With Mitt Romney rising in popularity as a Presidential candidate, my antennae go up. For those who think that values or faith don’t play a part in politics are naive and gullible to the campaign rhetoric trying to convince you that it doesn’t. All it takes is to look at President Bush’s administration which is rife with policy based on faith, to see that it does. The Iraq war is a perfect example. In a series of articles entitled What the White House Doesn’t Want You To Know, I presented evidence of a man whose foreign policy is based on a “Mission From God” wherein he stubbornly presses ahead with a failed policy because he feels like it’s a mandate from God. Well, the same can be seen in Bush’s AIDS initiatives as well. I recently wrote an article entitled Sex, Religion, Conservatives and Hyprocrisy in which I outlined the far right’s position on abstinence only in the global fight against AIDS. Well, now we have it again crop up, now in our domestic sex education policy. I came across an article entitled The Mounting Failure of Abstinence Education on alternet.org which spells out the Bush domestic “faith-based” initiatives for which millions of dollars have been spent on something that has already been documented not to work.
The point man for the Bush administration’s conservative social policy — and often morality-driven — such as abstinence-only sex education, has resigned. His name is Wade Horn and he has left a trail of failed abstinence only policy that we just don’t know will go away. Only time will tell whether his programs remain federal policy. As the former assistant secretary at the U.S. Department of Health and Human Services, his policy initiatives are widespread and entrenched.
Here is a portion of the article that explains the failed policy and how entrenched it is.
“At this point we’ve spent more than a billion dollars on this program that was never proven in the first place,” said Heather Boonstra, public policy analyst at the Guttmacher Institute, a research and policy organization specializing in reproductive health issues.
Under Horn’s leadership, abstinence education became “abstinence until marriage” or “ab-only” education, meaning that the curricula went beyond discouraging teen sex and instead targeted all sex outside marriage without explaining the preventive role of contraception. (”Abstinence-plus” education also discourages teen sexual activity but offers information on contraception and STD prevention.)

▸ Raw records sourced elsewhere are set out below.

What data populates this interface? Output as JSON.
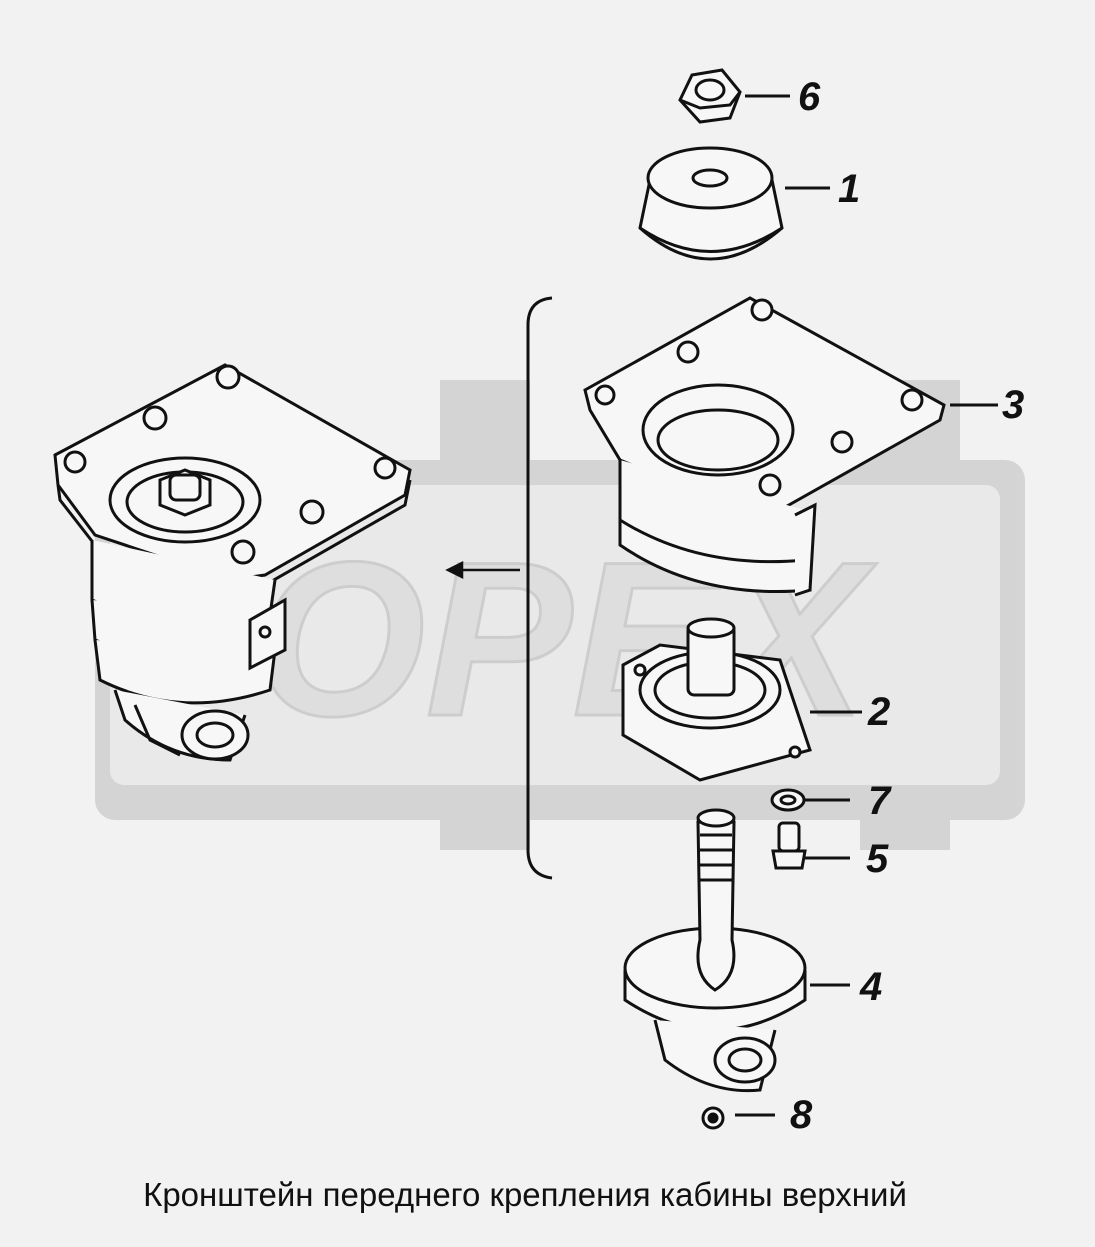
{
  "colors": {
    "background": "#f2f2f2",
    "watermark": "#bdbdbd",
    "line": "#111111",
    "part_fill": "#f7f7f7"
  },
  "watermark": {
    "text": "OPEX"
  },
  "callouts": [
    {
      "id": "6",
      "label": "6"
    },
    {
      "id": "1",
      "label": "1"
    },
    {
      "id": "3",
      "label": "3"
    },
    {
      "id": "2",
      "label": "2"
    },
    {
      "id": "7",
      "label": "7"
    },
    {
      "id": "5",
      "label": "5"
    },
    {
      "id": "4",
      "label": "4"
    },
    {
      "id": "8",
      "label": "8"
    }
  ],
  "caption": "Кронштейн переднего крепления кабины верхний"
}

Last fall, a congressional report said abstinence-only education fed students false information about pregnancy and birth control, and in the last six months of Horn’s tenure, six states announced they would no longer accept federal abstinence funds.
Then a study released in April found no evidence that abstinence-only programs deter sexual activity. Perhaps as a result of these events — and most certainly due in part to a Democrat-controlled House — funding for abstinence-only education will run out this summer without assurance of renewal.

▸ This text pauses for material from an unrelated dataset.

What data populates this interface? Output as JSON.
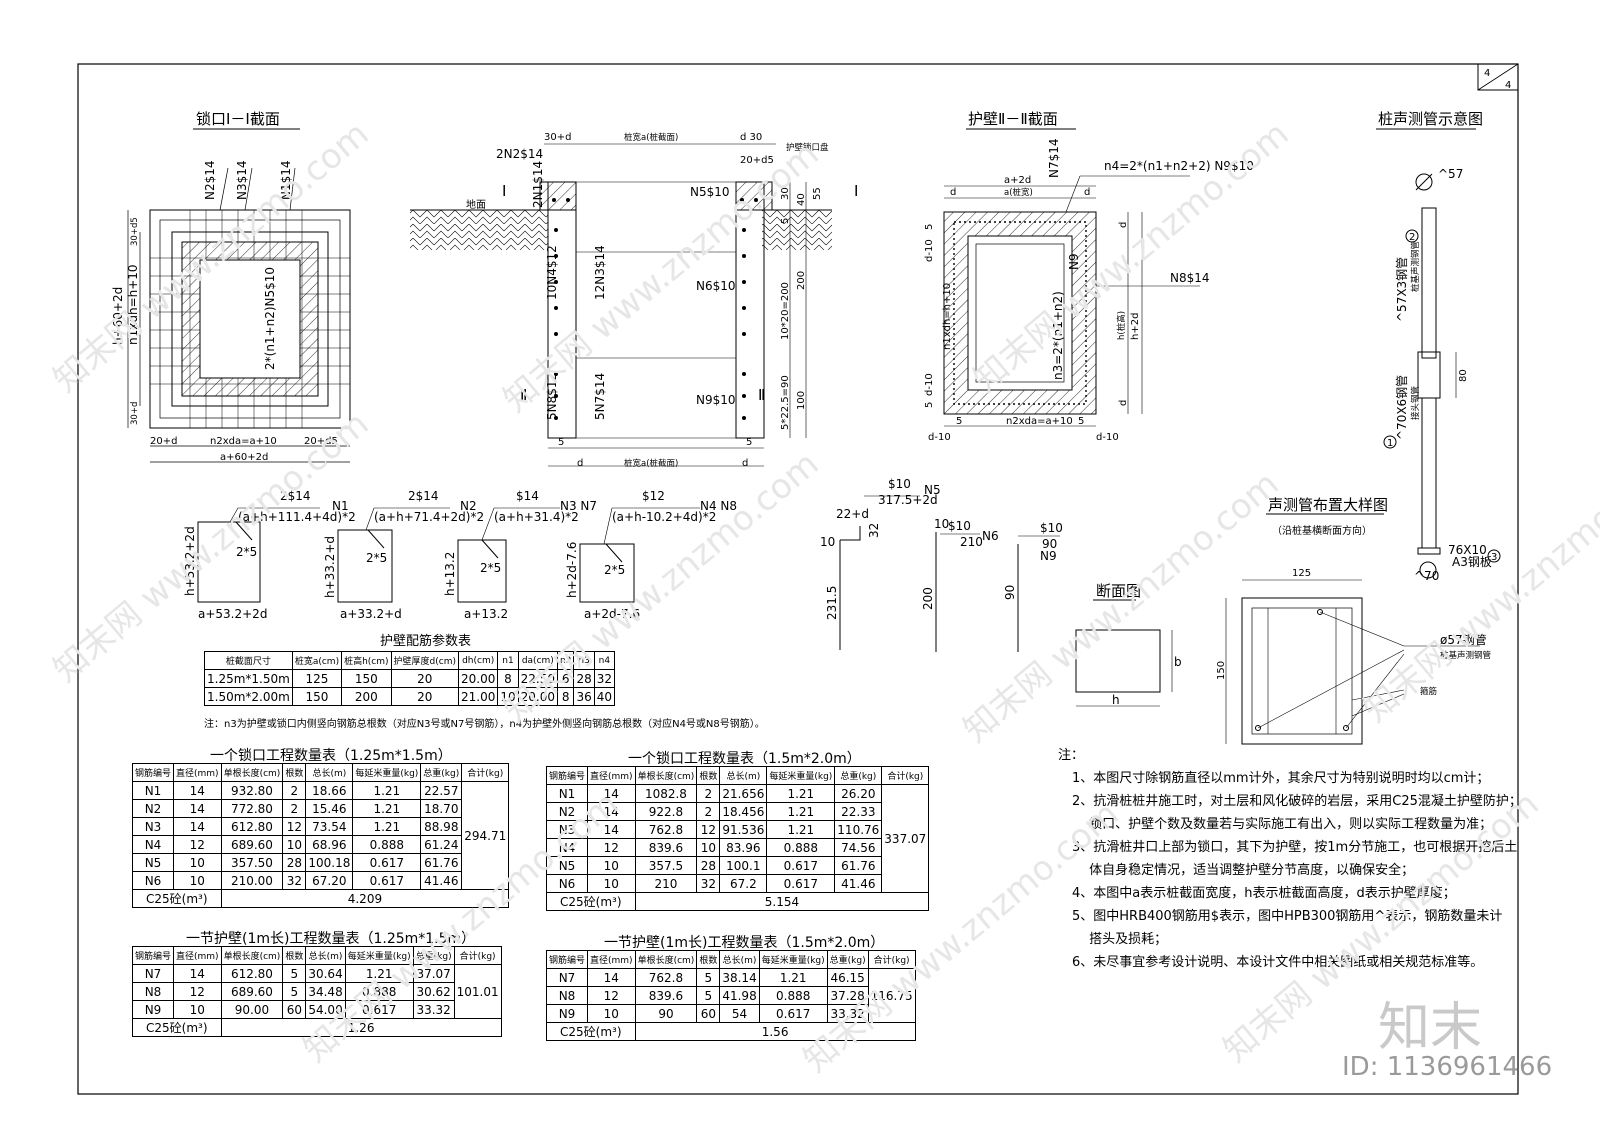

“There seems to be increasing concern about spending money on abstinence-only education programs. We don’t have evidence that they are successful,” said Bill Albert, deputy director of the National Campaign to Prevent Teen Pregnancy. “Over the past four to six months, when a number of states decided not to take the abstinence-only money … it felt like a sea change.”

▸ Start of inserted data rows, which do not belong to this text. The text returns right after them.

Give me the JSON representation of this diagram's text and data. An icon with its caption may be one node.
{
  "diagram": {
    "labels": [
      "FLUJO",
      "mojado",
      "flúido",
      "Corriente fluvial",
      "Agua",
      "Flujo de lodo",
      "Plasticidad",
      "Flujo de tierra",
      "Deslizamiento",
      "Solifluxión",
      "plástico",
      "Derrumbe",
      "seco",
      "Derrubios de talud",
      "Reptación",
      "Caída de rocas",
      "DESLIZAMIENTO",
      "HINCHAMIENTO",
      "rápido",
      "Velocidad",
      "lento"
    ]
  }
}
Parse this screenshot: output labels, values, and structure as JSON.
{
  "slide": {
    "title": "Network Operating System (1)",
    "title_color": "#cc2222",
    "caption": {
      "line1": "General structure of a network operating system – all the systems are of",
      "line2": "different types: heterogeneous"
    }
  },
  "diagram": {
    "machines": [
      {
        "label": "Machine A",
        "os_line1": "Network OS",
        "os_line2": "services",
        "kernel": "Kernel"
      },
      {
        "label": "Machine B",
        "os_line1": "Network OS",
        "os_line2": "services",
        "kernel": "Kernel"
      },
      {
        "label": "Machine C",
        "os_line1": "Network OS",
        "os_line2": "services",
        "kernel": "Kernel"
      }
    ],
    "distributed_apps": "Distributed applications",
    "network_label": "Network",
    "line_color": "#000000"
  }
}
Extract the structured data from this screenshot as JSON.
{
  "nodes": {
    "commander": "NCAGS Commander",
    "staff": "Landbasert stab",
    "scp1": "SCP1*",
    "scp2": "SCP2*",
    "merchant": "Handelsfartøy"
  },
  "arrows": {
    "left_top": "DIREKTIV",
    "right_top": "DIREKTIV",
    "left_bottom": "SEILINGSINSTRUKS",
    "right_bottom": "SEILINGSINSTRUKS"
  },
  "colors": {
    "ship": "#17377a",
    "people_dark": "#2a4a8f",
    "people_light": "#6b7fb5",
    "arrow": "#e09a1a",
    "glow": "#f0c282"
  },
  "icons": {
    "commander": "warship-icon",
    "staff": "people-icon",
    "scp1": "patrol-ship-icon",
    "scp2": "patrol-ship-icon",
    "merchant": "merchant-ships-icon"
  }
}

Albert added that surveys show Americans support teen abstinence but want teens to get information on contraception as well, which is not an option under the current ACF approach.
“The American public sees abstinence and contraception as complementary strategies. They do not see them as conflicting strategies,” Albert said.
Nonetheless, abstinence-only education is not expected to die quietly, particularly when several years of federal largesse have nurtured and empowered a coterie of professional chastity activists.
“The legacy of Wade Horn has to do with building up an entire movement in abstinence-only education. There are associations, clearing houses and a medical institute” devoted to the cause, Guttmacher’s Boonstra said. “It’s not the end. They are fighting hard. It remains to be seen whether policymakers are going to listen to the evidence.”